Economic Impacts of Coronavirus on the Employment of Younger People

This blog is part of a series relating to the economic and social impacts of the COVID-19, novel coronavirus pandemic of 2020.

Australia is bracing for further economic collapse as the coronavirus pandemic sweeps the nation. Michaelia Cash, Minister for Employment, warned of a possible increase in unemployment as more and more businesses begin closing their doors or standing down employees. Despite a slight decrease in unemployment rates in February, it is estimated that by October 2020, unemployment will skyrocket to 7%, a level not seen in approximately thirty years. Furthermore, a recent study found that nearly half of all organisations are implementing a hiring freeze until the pandemic is over. For many Australians, this means temporarily or permanently losing work or, in the case of those who are unemployed, an even worse prospect of finding a job.

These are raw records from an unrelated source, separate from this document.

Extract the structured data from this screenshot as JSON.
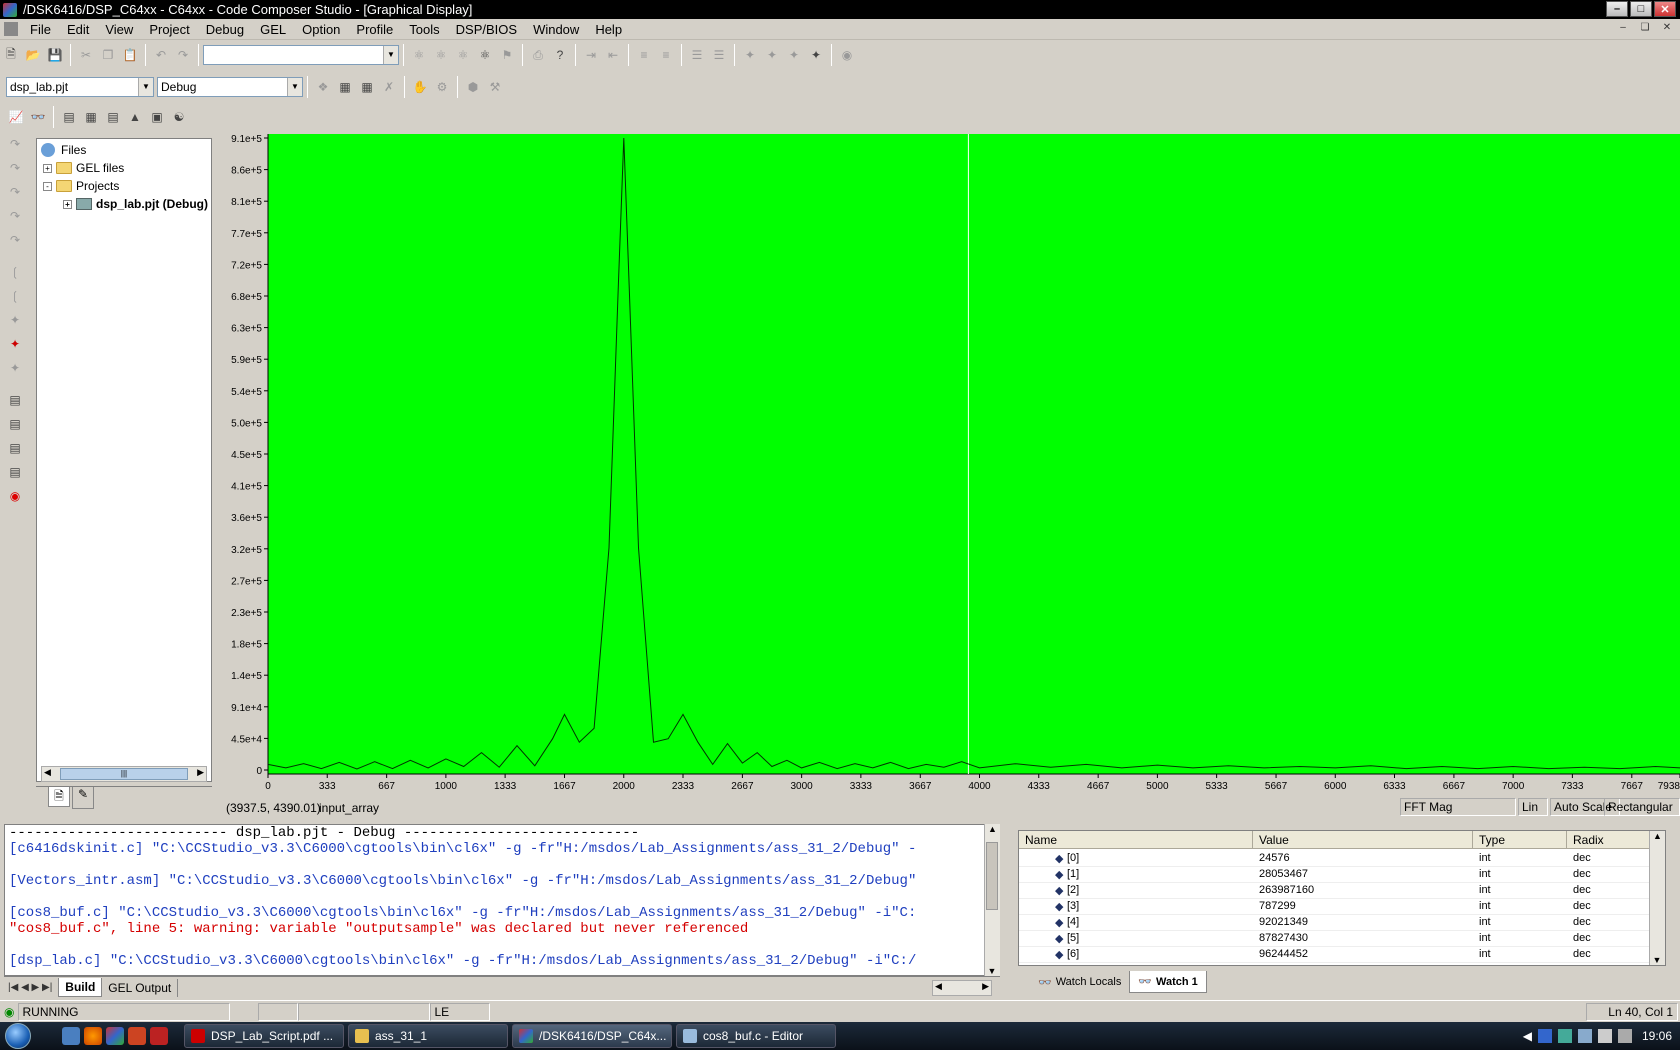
{
  "window": {
    "title": "/DSK6416/DSP_C64xx - C64xx - Code Composer Studio - [Graphical Display]"
  },
  "menu": [
    "File",
    "Edit",
    "View",
    "Project",
    "Debug",
    "GEL",
    "Option",
    "Profile",
    "Tools",
    "DSP/BIOS",
    "Window",
    "Help"
  ],
  "toolbar": {
    "search_combo": "",
    "project_combo": "dsp_lab.pjt",
    "config_combo": "Debug"
  },
  "project_tree": {
    "root": "Files",
    "items": [
      {
        "label": "GEL files",
        "expander": "+"
      },
      {
        "label": "Projects",
        "expander": "-"
      },
      {
        "label": "dsp_lab.pjt (Debug)",
        "expander": "+"
      }
    ]
  },
  "graph": {
    "status_coords": "(3937.5, 4390.01)",
    "status_name": "input_array",
    "display_type": "FFT Mag",
    "scale_lin": "Lin",
    "auto_scale": "Auto Scale",
    "window_type": "Rectangular",
    "background_color": "#00ff00",
    "cursor_x": 3937.5
  },
  "chart_data": {
    "type": "line",
    "title": "",
    "xlabel": "",
    "ylabel": "",
    "xlim": [
      0,
      7938
    ],
    "ylim": [
      0,
      910000
    ],
    "x_ticks": [
      "0",
      "333",
      "667",
      "1000",
      "1333",
      "1667",
      "2000",
      "2333",
      "2667",
      "3000",
      "3333",
      "3667",
      "4000",
      "4333",
      "4667",
      "5000",
      "5333",
      "5667",
      "6000",
      "6333",
      "6667",
      "7000",
      "7333",
      "7667",
      "7938"
    ],
    "y_ticks": [
      "9.1e+5",
      "8.6e+5",
      "8.1e+5",
      "7.7e+5",
      "7.2e+5",
      "6.8e+5",
      "6.3e+5",
      "5.9e+5",
      "5.4e+5",
      "5.0e+5",
      "4.5e+5",
      "4.1e+5",
      "3.6e+5",
      "3.2e+5",
      "2.7e+5",
      "2.3e+5",
      "1.8e+5",
      "1.4e+5",
      "9.1e+4",
      "4.5e+4",
      "0"
    ],
    "series": [
      {
        "x": [
          0,
          100,
          200,
          300,
          400,
          500,
          600,
          700,
          800,
          900,
          1000,
          1100,
          1200,
          1300,
          1400,
          1500,
          1600,
          1667,
          1750,
          1833,
          1917,
          1970,
          2000,
          2030,
          2083,
          2167,
          2250,
          2333,
          2417,
          2500,
          2583,
          2667,
          2750,
          2833,
          2917,
          3000,
          3100,
          3200,
          3300,
          3400,
          3500,
          3600,
          3700,
          3800,
          3900,
          4000,
          4200,
          4400,
          4600,
          4800,
          5000,
          5200,
          5400,
          5600,
          5800,
          6000,
          6200,
          6400,
          6600,
          6800,
          7000,
          7200,
          7400,
          7600,
          7800,
          7938
        ],
        "values": [
          8000,
          3000,
          9000,
          2000,
          11000,
          1500,
          12000,
          2000,
          14000,
          3000,
          16000,
          5000,
          25000,
          4000,
          35000,
          6000,
          45000,
          80000,
          40000,
          60000,
          320000,
          700000,
          910000,
          700000,
          320000,
          40000,
          45000,
          80000,
          40000,
          8000,
          38000,
          10000,
          25000,
          5000,
          14000,
          3000,
          11000,
          2000,
          9000,
          3000,
          11000,
          2000,
          8000,
          4000,
          12000,
          3000,
          9000,
          4000,
          8000,
          3000,
          7000,
          3000,
          6000,
          3000,
          5000,
          3000,
          6000,
          2000,
          5000,
          2000,
          5000,
          2000,
          4000,
          2000,
          5000,
          3000
        ]
      }
    ]
  },
  "output": {
    "header": "--------------------------  dsp_lab.pjt - Debug  ----------------------------",
    "lines": [
      {
        "tag": "[c6416dskinit.c]",
        "text": " \"C:\\CCStudio_v3.3\\C6000\\cgtools\\bin\\cl6x\" -g -fr\"H:/msdos/Lab_Assignments/ass_31_2/Debug\" -",
        "color": "#1f3fbf"
      },
      {
        "tag": "",
        "text": "",
        "color": "#000"
      },
      {
        "tag": "[Vectors_intr.asm]",
        "text": " \"C:\\CCStudio_v3.3\\C6000\\cgtools\\bin\\cl6x\" -g -fr\"H:/msdos/Lab_Assignments/ass_31_2/Debug\"",
        "color": "#1f3fbf"
      },
      {
        "tag": "",
        "text": "",
        "color": "#000"
      },
      {
        "tag": "[cos8_buf.c]",
        "text": " \"C:\\CCStudio_v3.3\\C6000\\cgtools\\bin\\cl6x\" -g -fr\"H:/msdos/Lab_Assignments/ass_31_2/Debug\" -i\"C:",
        "color": "#1f3fbf"
      },
      {
        "tag": "",
        "text": "\"cos8_buf.c\", line 5: warning: variable \"outputsample\" was declared but never referenced",
        "color": "#d40000"
      },
      {
        "tag": "",
        "text": "",
        "color": "#000"
      },
      {
        "tag": "[dsp_lab.c]",
        "text": " \"C:\\CCStudio_v3.3\\C6000\\cgtools\\bin\\cl6x\" -g -fr\"H:/msdos/Lab_Assignments/ass_31_2/Debug\" -i\"C:/",
        "color": "#1f3fbf"
      }
    ],
    "tabs": [
      "Build",
      "GEL Output"
    ]
  },
  "watch": {
    "columns": [
      "Name",
      "Value",
      "Type",
      "Radix"
    ],
    "rows": [
      {
        "name": "[0]",
        "value": "24576",
        "type": "int",
        "radix": "dec"
      },
      {
        "name": "[1]",
        "value": "28053467",
        "type": "int",
        "radix": "dec"
      },
      {
        "name": "[2]",
        "value": "263987160",
        "type": "int",
        "radix": "dec"
      },
      {
        "name": "[3]",
        "value": "787299",
        "type": "int",
        "radix": "dec"
      },
      {
        "name": "[4]",
        "value": "92021349",
        "type": "int",
        "radix": "dec"
      },
      {
        "name": "[5]",
        "value": "87827430",
        "type": "int",
        "radix": "dec"
      },
      {
        "name": "[6]",
        "value": "96244452",
        "type": "int",
        "radix": "dec"
      }
    ],
    "tabs": [
      "Watch Locals",
      "Watch 1"
    ]
  },
  "statusbar": {
    "state": "RUNNING",
    "endian": "LE",
    "position": "Ln 40, Col 1"
  },
  "taskbar": {
    "tasks": [
      "DSP_Lab_Script.pdf ...",
      "ass_31_1",
      "/DSK6416/DSP_C64x...",
      "cos8_buf.c - Editor"
    ],
    "clock": "19:06"
  }
}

As described in our last blog, Australian university graduates are struggling to find employment in the current climate of economic uncertainty. The difficulties arising from a competitive, oversaturated job market have been compounded by the lingering economic and sociocultural devastation of last year’s bushfire disaster. For many young Australians, “the prospect of finding a decent, permanent, full-time job with normal entitlements (like paid leave and superannuation) is increasingly far-fetched”. As noted by John Quiggin, Senior Research Fellow at the University of Queensland, “the Australian economy was slowing even before the bushfire catastrophe and the arrival of coronavirus.” A study carried out by the Australia Institute’s Centre for Future Work found that, as of October 2019, only 73% of recent university graduates were employed full-time, a 12% decrease since the 2008 Global Financial Crisis. Researchers noted rapidly shifting technological advancements as well a change in the labour market, with a decrease in full-time, permanent jobs and an increase in casual, contractual and part-time work. Due to these shifting relationships with employment, many young people turn to casual work to make ends meet. Nearly 40% of all casual employees are under the age of 25. Furthermore, over half of workers in the hospitality industry — one of the industries that will be hit hardest by the COVID-19 pandemic — are employed on a casual basis.

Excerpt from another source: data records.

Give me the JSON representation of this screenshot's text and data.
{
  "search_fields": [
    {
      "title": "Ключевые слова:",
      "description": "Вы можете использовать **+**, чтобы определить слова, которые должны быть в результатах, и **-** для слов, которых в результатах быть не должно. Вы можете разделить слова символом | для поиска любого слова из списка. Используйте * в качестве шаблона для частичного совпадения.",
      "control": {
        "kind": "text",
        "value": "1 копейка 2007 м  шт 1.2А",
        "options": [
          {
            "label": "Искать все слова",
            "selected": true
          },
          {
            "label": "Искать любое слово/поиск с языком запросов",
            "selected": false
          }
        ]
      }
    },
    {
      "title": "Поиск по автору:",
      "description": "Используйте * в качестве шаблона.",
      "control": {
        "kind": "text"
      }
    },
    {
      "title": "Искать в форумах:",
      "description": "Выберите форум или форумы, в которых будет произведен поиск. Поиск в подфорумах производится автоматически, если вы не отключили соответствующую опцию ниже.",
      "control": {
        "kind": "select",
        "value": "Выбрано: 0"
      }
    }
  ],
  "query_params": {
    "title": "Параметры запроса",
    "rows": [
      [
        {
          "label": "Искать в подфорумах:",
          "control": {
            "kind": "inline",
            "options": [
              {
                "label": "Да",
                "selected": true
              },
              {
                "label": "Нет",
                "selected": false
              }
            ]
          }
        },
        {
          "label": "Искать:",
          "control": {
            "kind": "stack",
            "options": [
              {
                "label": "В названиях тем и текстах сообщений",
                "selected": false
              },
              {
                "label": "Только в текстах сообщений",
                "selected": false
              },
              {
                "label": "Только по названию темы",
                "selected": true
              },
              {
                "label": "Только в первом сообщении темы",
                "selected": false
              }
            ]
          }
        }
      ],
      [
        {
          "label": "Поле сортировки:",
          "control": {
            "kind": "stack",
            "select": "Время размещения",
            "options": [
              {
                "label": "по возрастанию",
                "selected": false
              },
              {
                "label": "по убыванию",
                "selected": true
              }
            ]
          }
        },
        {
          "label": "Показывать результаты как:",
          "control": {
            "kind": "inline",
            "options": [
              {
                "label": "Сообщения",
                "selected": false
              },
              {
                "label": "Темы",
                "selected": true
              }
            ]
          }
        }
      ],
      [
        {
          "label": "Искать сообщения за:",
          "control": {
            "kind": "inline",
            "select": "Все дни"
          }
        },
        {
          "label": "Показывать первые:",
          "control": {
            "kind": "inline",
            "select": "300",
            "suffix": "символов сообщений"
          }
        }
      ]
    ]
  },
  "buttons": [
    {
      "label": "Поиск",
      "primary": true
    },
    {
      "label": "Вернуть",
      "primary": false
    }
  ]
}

With temporary work dwindling and permanent positions further out of reach than ever, many young people will be turning to government assistance to get through this next period. The JobSeeker allowance (recently renamed from Newstart), provides unemployed people with about $280 per week on which to live. In order to receive this allowance, individuals “must record their job searches online and attend meetings with employment services agencies in order to avoid having their income support cut off”. Due to the coronavirus epidemic, the Australian Government has agreed to relax certain conditions attached to JobSeeker, including a decrease in job search requirements and a temporary halt on programs such as Work for the Dole. Penalties are still in place for those who fail to meet the required conditions of JobSeeker, and several people have reported being forced to attend in-person meetings despite being immunocompromised or showing flu-like symptoms. In contrast, all welfare obligations were suspended during the recent bushfire crisis, a change which many groups, including the Labour Party, the Greens, the Australian Council of Social Service and the Australian Unemployment Workers Union, have called on the Federal Government to implement during this time of crisis.

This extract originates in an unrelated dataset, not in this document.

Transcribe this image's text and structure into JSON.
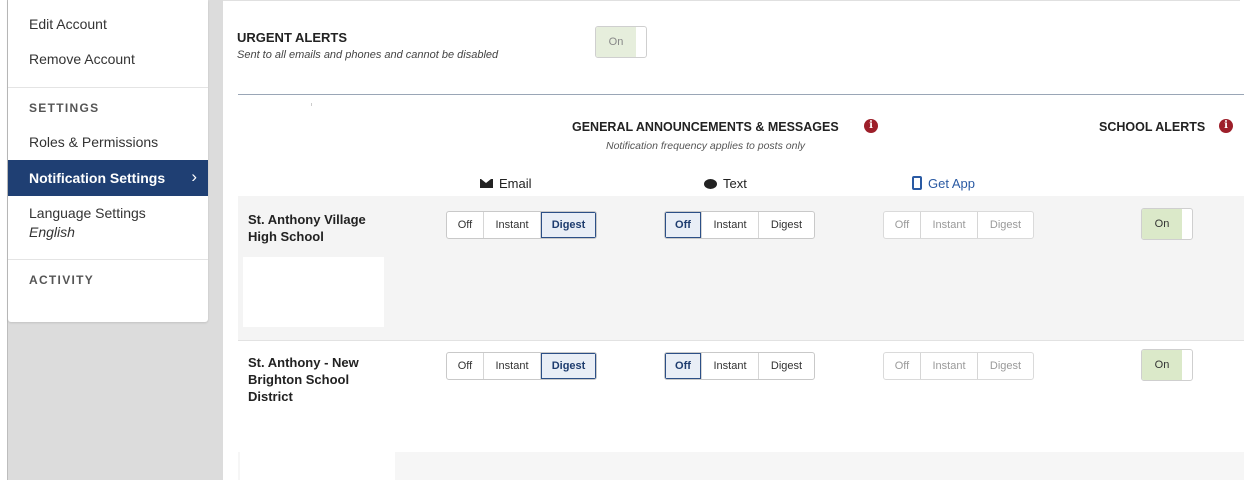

The reality is that this is an unprecedented situation in so many respects and it shows no sign of easing in the near future. For those younger people leaving school or university and trying to find their feet, the ground is shakier than ever. But as Twitter user and Get-Up employee Ed Miller points out, there is a further public health crisis waiting to happen: “Every % of unemployment causes a significant number of deaths. One in five suicides are linked to unemployment. We cannot expect to shut down entire industries without strong guarantees for workers – or we’re trading lives instead of saving them.”

Studies on data across the last period of major economic crisis in 2008 showed the link between unemployment rates and suicide is “a very important measure of the impact of the economic crisis. However, behind these statistics lie personal and family tragedies, the long-term impact of which is difficult to measure.”